While this may seem obvious, it is actually something many companies forget when developing their web sites. They start with what they want to say or how they want the customer to act on their web site, but forget to think about what the customer values and wants from them. If you have a research-based understanding of not only what you do well, but what your constituents value about you, you will be able to develop a web site that delivers this more thoughtfully and consistently through its content, architecture and design.
2. Know your landscape.
If you know how other’s in your industry are using their web sites to deliver on their brand, you can determine how best to use your web site to position your organization for differentiation–through the types of content you offer, the way users can interact with you online, and the overall experience your site provides.
3. Know your user.
This means that you know not only who they are (demographics), but what their needs, motivations and online behaviors are so that you can develop a web site that delivers on those. Your users may be your customers, your internal stakeholders, the media, partners or others. Profile each of your audiences in a way that allows brand managers and web site managers to implicitly understand users’ needs and what the site should do as a result.
4. Know the possibilities and your limits.

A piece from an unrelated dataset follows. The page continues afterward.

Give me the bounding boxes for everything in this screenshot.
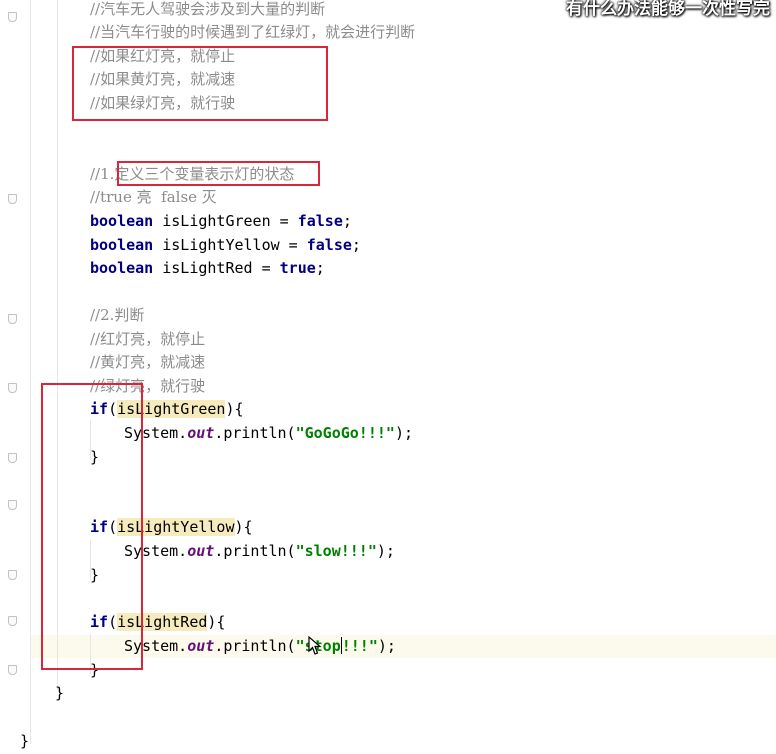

The web has become a magic and wondrous thing. It can inform, engage and build community. There is an online application for just about anything you want to do. And, it is easy to get carried away with technology. The key is in knowing what is possible and then carefully selecting only those applications that help you deliver your brand experience for your users. For instance, if you know your users are less web savvy and have 56K modems, you may not want to build your site in Flash or have video or other large files on your site that keep your users from being able to get what they need due to long download periods.
5. Know what to measure.
Web analytics these days are also very rich. You can drill down on nearly every aspect of each user’s visit. However, that often requires full time employees to do so. If you use your brand and business goals as criteria for what to measure, you can more easily tie your measurements to business and brand strategy implications. Because, for every online action, there is a corresponding offline reaction that must be carefully managed to make sure you are delivering on the expectations of your brand.